Marketer: JAKKS Pacific, Malibu, California-Jamie Wood, senior VP, Road Champs
Spot Shop: FLF Films, Reno, Nevada-Jerry Dugan, director/cameraman; Angela Sanders,
producer; Will Durham, art director
Sound Design: Bongo Bob Productions, Sacramento, California-Bob Smith
Markets: U.S. national
The idea: To sell boys ages seven to nine on the Road Champs BXS Street Competition Set, Road Champs BXS Pro Riders with Bikes, Road Champs MXS Race of Champions Megacross and Road Champs MXS Pro Riders with Bikes and Gear (all hitting mass in July). The key is to show how authentically the bikes and playsets replicate the real BMX and Motocross competition experience.
The campaign: Two :30s (Megacross and Action Figure) will begin airing on BKN, Cartoon Network, Kids’ WB! and possibly on Nickelodeon, ESPN, ESPN2 and ABC Saturday mornings starting this October. The spots, which follow a separate ad run for the finger bikes and halfpipe playsets in March, have a media budget of US$2 million to US$2.5 million each.
The strategy:
It’s the real thing, baby-er, dude. That’s the walk-away JAKKS is going for with these two spots for extreme sports playsets, vehicles and figures.
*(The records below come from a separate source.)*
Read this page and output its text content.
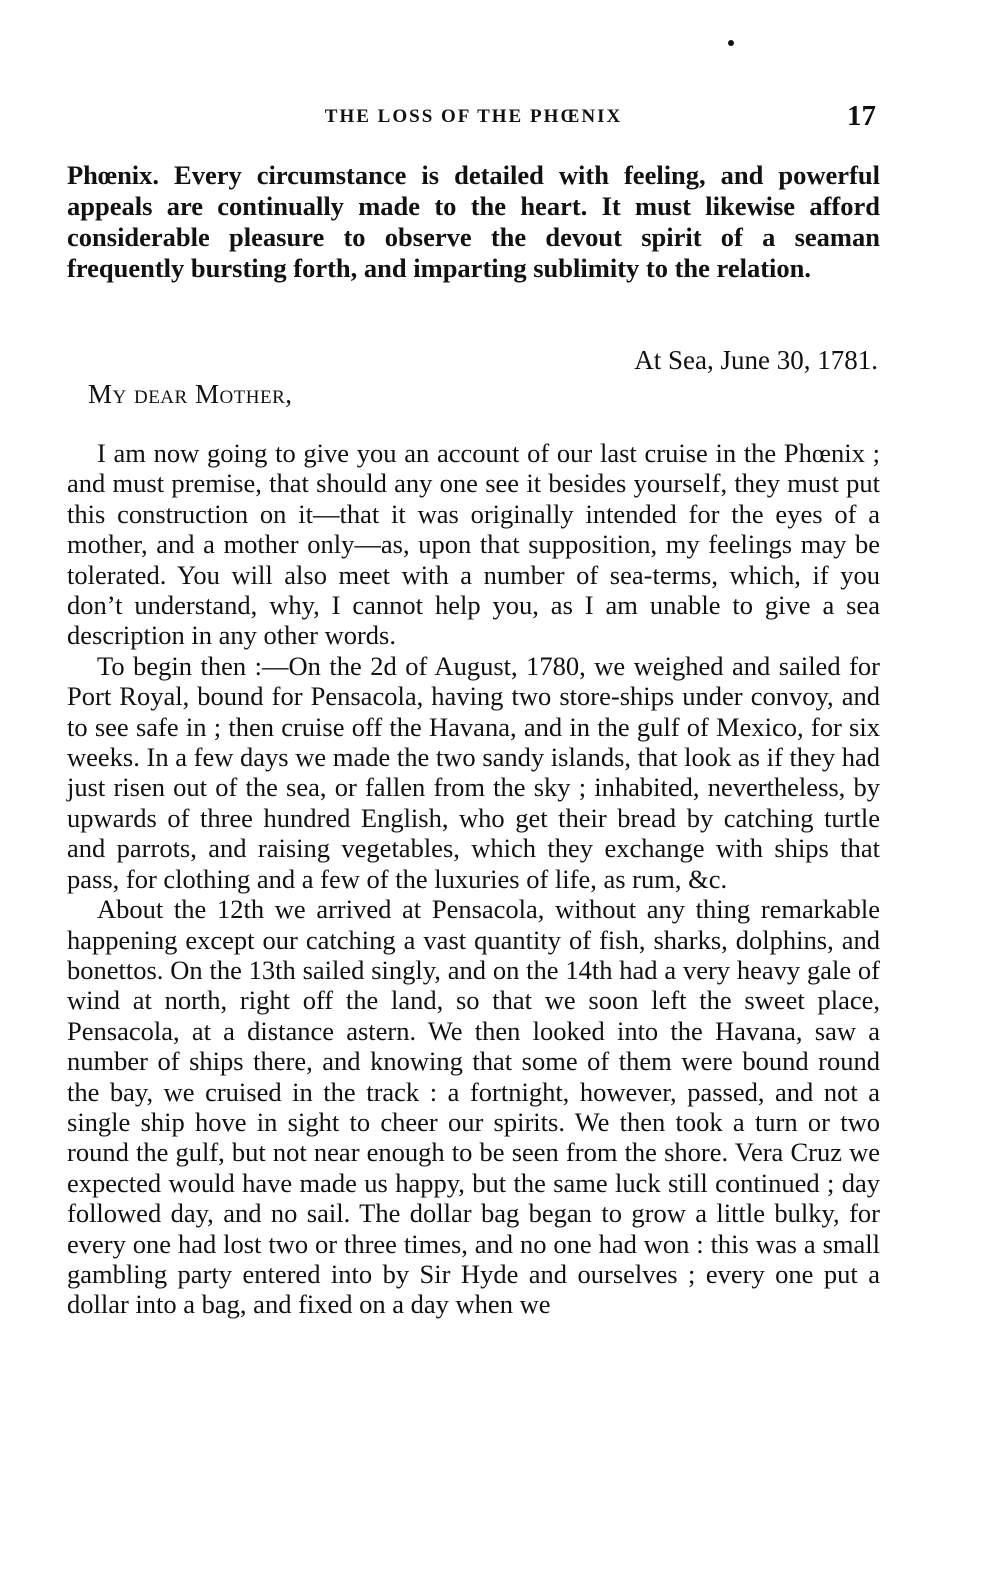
THE LOSS OF THE PHŒNIX	17
Phœnix. Every circumstance is detailed with feeling, and powerful appeals are continually made to the heart. It must likewise afford considerable pleasure to observe the devout spirit of a seaman frequently bursting forth, and imparting sublimity to the relation.
At Sea, June 30, 1781.
My dear Mother,

I am now going to give you an account of our last cruise in the Phœnix ; and must premise, that should any one see it besides yourself, they must put this construction on it—that it was originally intended for the eyes of a mother, and a mother only—as, upon that supposition, my feelings may be tolerated. You will also meet with a number of sea-terms, which, if you don’t understand, why, I cannot help you, as I am unable to give a sea description in any other words.

To begin then :—On the 2d of August, 1780, we weighed and sailed for Port Royal, bound for Pensacola, having two store-ships under convoy, and to see safe in ; then cruise off the Havana, and in the gulf of Mexico, for six weeks. In a few days we made the two sandy islands, that look as if they had just risen out of the sea, or fallen from the sky ; inhabited, nevertheless, by upwards of three hundred English, who get their bread by catching turtle and parrots, and raising vegetables, which they exchange with ships that pass, for clothing and a few of the luxuries of life, as rum, &c.

About the 12th we arrived at Pensacola, without any thing remarkable happening except our catching a vast quantity of fish, sharks, dolphins, and bonettos. On the 13th sailed singly, and on the 14th had a very heavy gale of wind at north, right off the land, so that we soon left the sweet place, Pensacola, at a distance astern. We then looked into the Havana, saw a number of ships there, and knowing that some of them were bound round the bay, we cruised in the track : a fortnight, however, passed, and not a single ship hove in sight to cheer our spirits. We then took a turn or two round the gulf, but not near enough to be seen from the shore. Vera Cruz we expected would have made us happy, but the same luck still continued ; day followed day, and no sail. The dollar bag began to grow a little bulky, for every one had lost two or three times, and no one had won : this was a small gambling party entered into by Sir Hyde and ourselves ; every one put a dollar into a bag, and fixed on a day when we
Given the products, which include toy bikes meticulously modeled after competitive BMX and Motocross bikes, action figures spookily faithful to superstar riders and playsets where every incline and turn is vetted by circuit pros, the message is a given. But when it comes to extreme sports, the posers are everywhere, and the real fans can spot them a mile away. ‘I wouldn’t even try to fake it,’ says Road Champs senior VP Jamie Wood, ‘because that’s when you get people angry.’
Given a limited budget and no agency, Wood’s first move was to track down a director/cameraman who has been living and breathing extreme sports since he made his first skateboard at age four. Jerry Dugan, who has worked capturing the blood, sweat and broken bones of extreme sport on film for the last 15 years, fit the bill perfectly. Not only does he know how to get the great shots, but he’s down with the culture too.
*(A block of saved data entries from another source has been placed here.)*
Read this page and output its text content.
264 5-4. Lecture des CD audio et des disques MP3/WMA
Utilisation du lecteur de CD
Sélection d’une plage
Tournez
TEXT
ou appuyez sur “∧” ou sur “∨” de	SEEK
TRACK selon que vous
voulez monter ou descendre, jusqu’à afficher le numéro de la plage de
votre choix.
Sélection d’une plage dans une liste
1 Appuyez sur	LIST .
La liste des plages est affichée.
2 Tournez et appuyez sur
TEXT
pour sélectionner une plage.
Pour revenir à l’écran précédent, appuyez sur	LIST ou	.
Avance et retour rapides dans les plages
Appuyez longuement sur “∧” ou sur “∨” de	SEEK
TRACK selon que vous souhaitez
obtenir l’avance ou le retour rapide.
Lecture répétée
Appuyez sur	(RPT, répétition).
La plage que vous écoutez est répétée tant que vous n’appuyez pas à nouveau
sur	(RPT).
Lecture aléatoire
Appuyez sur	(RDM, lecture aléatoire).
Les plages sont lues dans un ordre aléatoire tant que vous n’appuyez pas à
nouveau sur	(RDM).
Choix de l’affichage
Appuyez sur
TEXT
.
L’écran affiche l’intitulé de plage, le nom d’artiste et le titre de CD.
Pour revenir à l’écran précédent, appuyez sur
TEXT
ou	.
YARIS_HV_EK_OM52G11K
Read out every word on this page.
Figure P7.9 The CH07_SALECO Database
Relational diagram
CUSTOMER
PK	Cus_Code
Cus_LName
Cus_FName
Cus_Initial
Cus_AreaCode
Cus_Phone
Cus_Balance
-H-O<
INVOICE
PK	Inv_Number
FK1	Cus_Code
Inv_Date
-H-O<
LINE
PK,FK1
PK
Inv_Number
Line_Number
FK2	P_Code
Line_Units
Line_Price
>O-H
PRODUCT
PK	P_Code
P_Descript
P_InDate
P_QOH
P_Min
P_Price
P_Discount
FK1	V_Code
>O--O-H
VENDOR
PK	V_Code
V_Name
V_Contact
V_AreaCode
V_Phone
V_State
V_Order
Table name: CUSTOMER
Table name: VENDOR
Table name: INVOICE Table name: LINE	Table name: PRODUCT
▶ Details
Dugan and Wood decided that the best way to get the message out was to make the connection between the real tricks and the toy tricks a visual one. To do that, Wood used pro riders such as Dave Mirra, Ryan Nyquist and Jay Miron in the spots, both doing what they do best on the ramps and playing with the toys. Tricks performed on the ramp were carefully replicated in front of a green screen with the miniature bikes, and the spot cuts back and forth between the two so quickly and smoothly that sometimes it really is hard to tell which is which.
When it came to capturing the authentic BMX/Motocross feel, Dugan says he just let the riders call the shots. He asked them to bring their own rad threads, asked them which tricks they wanted to use, and recorded their Keanu Reeves-like outbursts of ‘Siiiiiiiick!’ while they watched other riders perform.
Wood says that even the tag, designed to highlight the Road Champs point of differentiation, a ‘trick stick’ that allows kids to mimic such maneuvers as 360s, 720s and back flips, came from the riders, not her. ‘The original tag was `The trick stick makes it cool,” she says, ‘but Dave [Mirra] goes, `That is soooo uncool. Nobody says cool anymore.” The solution? Mirra suggested ‘sick,’ a cooler synonym for cool, bringing the tag to its present form: The trick stick makes it sick. Instant credibility, and pretty catchy to boot.
Along with sponsorships of the Gravity Games and other major events, Wood figures she has the authenticity bases covered-but are the kids going for it? ‘The first round of ads for bikes with trick sticks aired in March and April, and sales of all Road Champs products increased 78% over the first two weeks the commercial aired,’ says Wood. ‘I believe heavily in TV advertising, and these spots helped prove to my boss that, hey, TV works, and it pays for itself.’